Question

The Atwood machine consists of two masses hanging from the ends of a rope that passes over a pulley. Approximate the pulley as a uniform disk with mass mp = 6.33 kg and radius rp = 0.450 m. The hanging masses are ml = 21.7 kg and mr = 14.5 kg. Calculate the magnitude of the masses' acceleration (a) and the tension in the left and right ends of the rope, tl and tr, respectively.

Answer 1

The acceleration of the masses in the Atwood machine can be calculated using Newton's second law, and the tension in the rope is computed through the individual forces on each mass, with equations adjusted for the mass of the pulley.

Step-by-step explanation:

The problem you've described involves calculating the acceleration of the masses and the tension in the rope of an Atwood machine.
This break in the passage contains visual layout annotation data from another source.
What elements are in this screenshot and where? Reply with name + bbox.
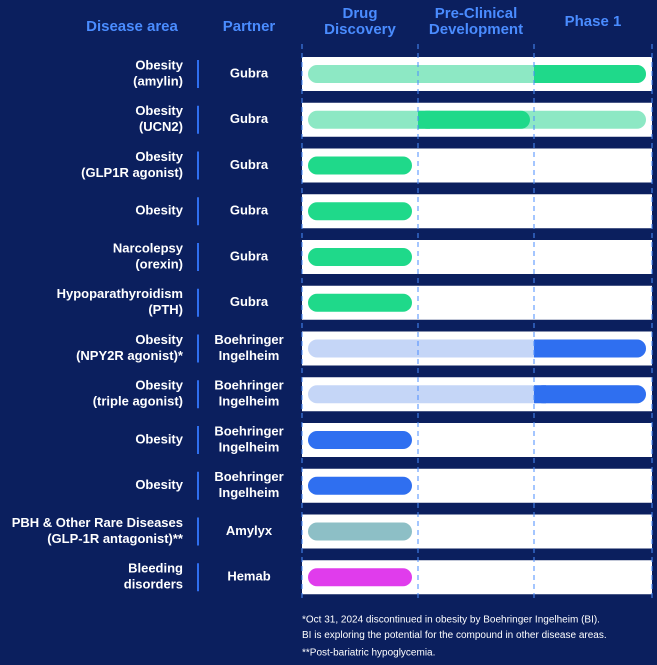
partner: Gubra xyxy=(230,203,269,218)
disease: Obesity xyxy=(135,477,183,492)
bar xyxy=(308,202,412,221)
footnote: *Oct 31, 2024 discontinued in obesity by… xyxy=(302,615,600,626)
disease: Narcolepsy xyxy=(113,240,184,255)
bar-joint xyxy=(534,339,546,358)
bar-joint xyxy=(534,385,546,404)
partner: Boehringer xyxy=(214,469,283,484)
partner: Hemab xyxy=(227,569,270,584)
partner: Ingelheim xyxy=(219,485,280,500)
bar-joint xyxy=(418,110,430,129)
partner: Boehringer xyxy=(214,423,283,438)
bar xyxy=(534,65,646,83)
bar xyxy=(308,293,412,312)
partner: Gubra xyxy=(230,157,269,172)
footnote: **Post-bariatric hypoglycemia. xyxy=(302,648,435,659)
disease: Bleeding xyxy=(128,561,183,576)
bar xyxy=(308,248,412,266)
disease: (GLP1R agonist) xyxy=(81,165,183,180)
disease: Obesity xyxy=(135,332,183,347)
disease: Obesity xyxy=(135,103,183,118)
disease: disorders xyxy=(124,577,183,592)
bar xyxy=(534,385,646,404)
partner: Boehringer xyxy=(214,332,283,347)
partner: Boehringer xyxy=(214,378,283,393)
disease: Obesity xyxy=(135,57,183,72)
disease: (orexin) xyxy=(135,256,183,271)
disease: (UCN2) xyxy=(139,119,183,134)
header-partner: Partner xyxy=(223,18,276,35)
bar xyxy=(308,156,412,175)
disease: Obesity xyxy=(135,203,183,218)
partner: Gubra xyxy=(230,111,269,126)
bar xyxy=(418,110,530,129)
header-stage: Discovery xyxy=(324,21,396,38)
header-disease: Disease area xyxy=(86,18,178,35)
bar xyxy=(308,431,412,449)
partner: Gubra xyxy=(230,65,269,80)
bar xyxy=(308,568,412,587)
partner: Ingelheim xyxy=(219,348,280,363)
footnote: BI is exploring the potential for the co… xyxy=(302,630,607,641)
partner: Amylyx xyxy=(226,523,273,538)
partner: Gubra xyxy=(230,248,269,263)
disease: (PTH) xyxy=(148,302,183,317)
bar-joint xyxy=(534,65,546,83)
disease: (amylin) xyxy=(133,73,183,88)
header-stage: Drug xyxy=(343,5,378,22)
disease: Hypoparathyroidism xyxy=(57,286,183,301)
disease: Obesity xyxy=(135,431,183,446)
header-stage: Development xyxy=(429,21,523,38)
partner: Gubra xyxy=(230,294,269,309)
bar xyxy=(308,476,412,495)
disease: Obesity xyxy=(135,149,183,164)
disease: PBH & Other Rare Diseases xyxy=(12,515,183,530)
disease: (NPY2R agonist)* xyxy=(76,348,184,363)
header-stage: Phase 1 xyxy=(565,13,622,30)
disease: Obesity xyxy=(135,378,183,393)
disease: (triple agonist) xyxy=(93,394,183,409)
partner: Ingelheim xyxy=(219,394,280,409)
bar xyxy=(534,339,646,358)
disease: (GLP-1R antagonist)** xyxy=(47,531,184,546)
header-stage: Pre-Clinical xyxy=(435,5,518,22)
bar xyxy=(308,522,412,541)
partner: Ingelheim xyxy=(219,439,280,454)
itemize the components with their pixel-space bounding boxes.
To solve this, consider the following:

• Let m1 be the mass on the left (m1 = 21.7 kg) and m2 the mass on the right (m2 = 14.5 kg).
• The acceleration of the system is found using Newton's second law: m1g - m2g = (m1 + m2 + mp)a, where mp is the mass of the pulley and g is the acceleration due to gravity.
• To calculate the tension in the rope, consider the individual forces on each mass: T - m1g = m1a for the heavier mass and m2g - T = m2a for the lighter mass.

To find tl and tr, you need to apply these equations separately to each side of the rope considering the direction of acceleration for each mass.